Source : Digital Turbine

Parmi les autres raisons d'être optimiste à moyen terme, citons le fait que leur logiciel est actuellement installé sur moins de 20% des téléphones mobiles, que la société a la possibilité d'augmenter le nombre d'opérateurs et de fabricants de téléphones avec lesquels elle travaille et qu’un certain nombre de nouveaux services pourraient être vendus aux opérateurs.

Néanmoins, les actions de Digital Turbine ont été martelées par l'éclatement de la bulle technologique, les craintes de récession qui ont fait chuter les entreprises liées à la publicité numérique, ainsi que les craintes que Google ne modifie ses politiques sur les appareils Android concernant le ciblage et l'attribution de la publicité.

En outre, le déploiement des nouveaux produits de Digital Turbine, dont SingleTap, a été retardé, peut-être en raison du manque d'enthousiasme d’AT&T et de Verizon. Compte tenu de leur taille et de leur pouvoir sur le marché, la société n'a pas beaucoup d'influence sur ces clients.

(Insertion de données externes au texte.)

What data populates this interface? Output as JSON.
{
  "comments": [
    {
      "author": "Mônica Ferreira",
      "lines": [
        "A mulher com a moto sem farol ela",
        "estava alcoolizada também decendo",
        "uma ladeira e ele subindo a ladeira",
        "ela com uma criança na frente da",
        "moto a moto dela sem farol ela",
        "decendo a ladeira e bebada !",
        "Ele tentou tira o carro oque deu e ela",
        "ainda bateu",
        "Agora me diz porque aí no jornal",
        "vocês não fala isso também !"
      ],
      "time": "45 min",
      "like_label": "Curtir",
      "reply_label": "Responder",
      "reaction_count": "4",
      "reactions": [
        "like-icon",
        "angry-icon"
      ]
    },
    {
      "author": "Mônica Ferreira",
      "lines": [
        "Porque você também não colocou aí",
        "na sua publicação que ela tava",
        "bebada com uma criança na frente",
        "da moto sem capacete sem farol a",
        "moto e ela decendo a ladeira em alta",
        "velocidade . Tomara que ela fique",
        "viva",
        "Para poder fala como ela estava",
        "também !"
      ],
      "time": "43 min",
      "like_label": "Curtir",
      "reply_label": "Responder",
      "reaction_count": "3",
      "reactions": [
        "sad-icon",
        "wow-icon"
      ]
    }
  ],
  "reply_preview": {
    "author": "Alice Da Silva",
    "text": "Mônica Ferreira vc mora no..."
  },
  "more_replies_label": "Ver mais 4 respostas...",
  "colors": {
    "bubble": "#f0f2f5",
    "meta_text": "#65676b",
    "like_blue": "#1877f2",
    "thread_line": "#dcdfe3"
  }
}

Ces revers, associés à l'impossibilité pure et simple de modéliser avec précision les revenus à venir en raison des centaines d'entrées et des relations en constante évolution avec les multiples parties prenantes (opérateurs, fabricants, développeurs, etc.), ont découragé les investisseurs et fait chuter les actions de 100 dollars à moins de 20 dollars, incitant le PDG William Stone à vendre une part importante de ses actions. 

Il existe d'autres risques : 

  • La concurrence des plates-formes de marketing numérique sophistiquées pourrait surgir ; 
  • Les livraisons de nouveaux téléphones sont en chute libre ; 
  • Apple dépasse Android pour franchir la barre des 50% des smartphones utilisés aux États-Unis ; 
  • Les opérateurs et Google pourraient également décider de créer une offre concurrentielle. Pour l'instant, il s'agit d'un marché très étroit, de sorte qu'ils ont accepté de laisser les miettes à Digital Turbine, mais il est clair que beaucoup de choses pourraient mal tourner ici. 

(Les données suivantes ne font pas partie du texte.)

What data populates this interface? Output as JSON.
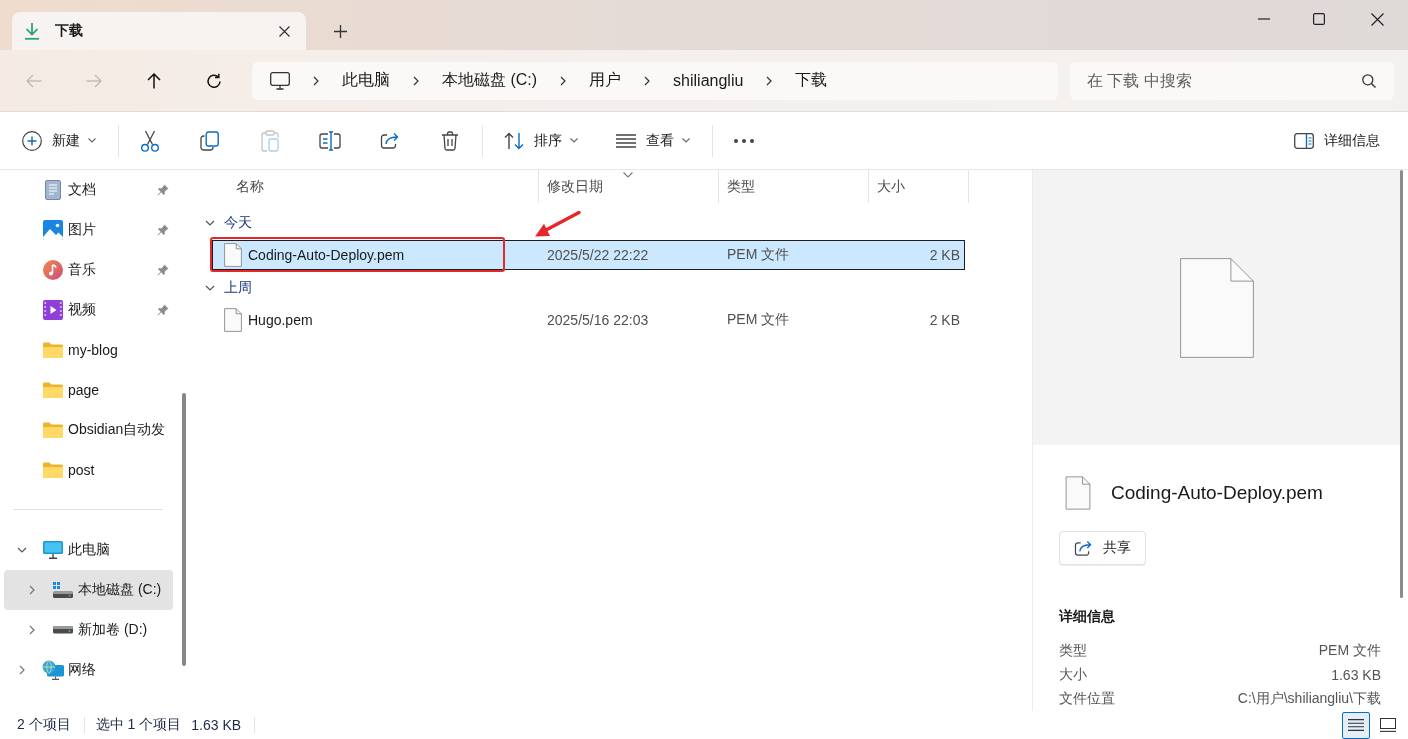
{
  "tabs": [
    {
      "title": "下载",
      "selected": true
    }
  ],
  "nav_buttons": [
    {
      "kind": "back",
      "disabled": true
    },
    {
      "kind": "forward",
      "disabled": true
    },
    {
      "kind": "up",
      "disabled": false
    },
    {
      "kind": "refresh",
      "disabled": false
    }
  ],
  "address_bar": {
    "crumbs": [
      "此电脑",
      "本地磁盘 (C:)",
      "用户",
      "shiliangliu",
      "下载"
    ]
  },
  "search": {
    "placeholder": "在 下载 中搜索"
  },
  "toolbar": {
    "groups": [
      [
        {
          "kind": "new",
          "label": "新建",
          "disabled": false
        }
      ],
      [
        {
          "kind": "cut",
          "disabled": false
        },
        {
          "kind": "copy",
          "disabled": false
        },
        {
          "kind": "paste",
          "disabled": true
        },
        {
          "kind": "rename",
          "disabled": false
        },
        {
          "kind": "share",
          "disabled": false
        },
        {
          "kind": "delete",
          "disabled": false
        }
      ],
      [
        {
          "kind": "sort",
          "label": "排序",
          "disabled": false
        },
        {
          "kind": "view",
          "label": "查看",
          "disabled": false
        }
      ],
      [
        {
          "kind": "more",
          "disabled": false
        }
      ]
    ],
    "details_button": {
      "label": "详细信息"
    }
  },
  "sidebar": {
    "quick_access": [
      {
        "kind": "documents",
        "label": "文档",
        "pinned": true,
        "selected": false
      },
      {
        "kind": "pictures",
        "label": "图片",
        "pinned": true,
        "selected": false
      },
      {
        "kind": "music",
        "label": "音乐",
        "pinned": true,
        "selected": false
      },
      {
        "kind": "videos",
        "label": "视频",
        "pinned": true,
        "selected": false
      },
      {
        "kind": "folder",
        "label": "my-blog",
        "pinned": false,
        "selected": false
      },
      {
        "kind": "folder",
        "label": "page",
        "pinned": false,
        "selected": false
      },
      {
        "kind": "folder",
        "label": "Obsidian自动发",
        "pinned": false,
        "selected": false
      },
      {
        "kind": "folder",
        "label": "post",
        "pinned": false,
        "selected": false
      }
    ],
    "tree": [
      {
        "kind": "pc",
        "label": "此电脑",
        "expanded": true,
        "selected": false,
        "children": [
          {
            "kind": "system_drive",
            "label": "本地磁盘 (C:)",
            "expanded": false,
            "selected": true
          },
          {
            "kind": "drive",
            "label": "新加卷 (D:)",
            "expanded": false,
            "selected": false
          }
        ]
      },
      {
        "kind": "network",
        "label": "网络",
        "expanded": false,
        "selected": false
      }
    ]
  },
  "file_list": {
    "columns": [
      {
        "label": "名称",
        "sorted": false
      },
      {
        "label": "修改日期",
        "sorted": true
      },
      {
        "label": "类型",
        "sorted": false
      },
      {
        "label": "大小",
        "sorted": false
      }
    ],
    "groups": [
      {
        "label": "今天",
        "expanded": true,
        "files": [
          {
            "name": "Coding-Auto-Deploy.pem",
            "modified": "2025/5/22 22:22",
            "type": "PEM 文件",
            "size": "2 KB",
            "selected": true,
            "highlighted": true
          }
        ]
      },
      {
        "label": "上周",
        "expanded": true,
        "files": [
          {
            "name": "Hugo.pem",
            "modified": "2025/5/16 22:03",
            "type": "PEM 文件",
            "size": "2 KB",
            "selected": false,
            "highlighted": false
          }
        ]
      }
    ]
  },
  "details_pane": {
    "file_name": "Coding-Auto-Deploy.pem",
    "share_button": "共享",
    "section_title": "详细信息",
    "properties": [
      {
        "label": "类型",
        "value": "PEM 文件"
      },
      {
        "label": "大小",
        "value": "1.63 KB"
      },
      {
        "label": "文件位置",
        "value": "C:\\用户\\shiliangliu\\下载"
      }
    ]
  },
  "status_bar": {
    "item_count": "2 个项目",
    "selection": "选中 1 个项目",
    "selection_size": "1.63 KB",
    "views": [
      {
        "kind": "details",
        "selected": true
      },
      {
        "kind": "tiles",
        "selected": false
      }
    ]
  }
}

Pourtant, la société a augmenté ses revenus à un taux de croissance annuel moyen (CAGR) impressionnant de 80% au cours des six dernières années. 

Source : Zonebourse

Elle est devenue positive en termes de flux de trésorerie et s'efforce de déployer ses stratégies de monétisation améliorées et naissantes. En dépit de ces points positifs, l’évaluation se maintient à dix fois son EBITDA et deux fois son chiffre d’affaires (ce dernier n'est pas nécessairement un critère pertinent car Digital Turbine a des marges brutes beaucoup plus faibles que la grande majorité des sociétés de type plateforme/place de marché). 

Soit dit en passant, son concurrent le plus direct, IronSource, est en train d'être racheté par Unity Software dans le cadre d'une transaction qui implique une évaluation d'environ quatre fois son chiffre d’affaires à terme et quatorze fois son EBITDA, c’est-à-dire des mesures deux fois plus élevées que celles appliquées actuellement aux actions de Digital Turbine

La chute du titre de plus de 80% depuis ses plus hauts réalisés en mars 2021 a ramené la valorisation en territoire abordable. Il faut dire que la valeur a grimpé de 0,56 dollars en octobre 2016 à 3,5 dollars en mars 2020 avant d’atteindre un pic à 100$ en mars 2021, soit une performance de plus de 17.000% en moins de six ans. 

Graphique Digital Turbine, Inc.
Source : Zonebourse

Conclusion 

Il s'agit d'une entreprise qui a un historique de croissance rapide et encore un beau potentiel pour les années à venir, une économie unitaire solide et une équipe de gestion très compétente. Si la croissance est compromise de façon permanente, les choses peuvent aller à zéro. Mais il y a de multiples façons de gagner si la société parvient à se tailler un créneau durable et rentable. Les investisseurs axés sur les technologies de pointe et peu averse à la volatilité du titre pourraient à juste titre suivre le mouvement sur les cours actuels alors que la capitalisation boursière est proche des 1,6 milliard de dollars.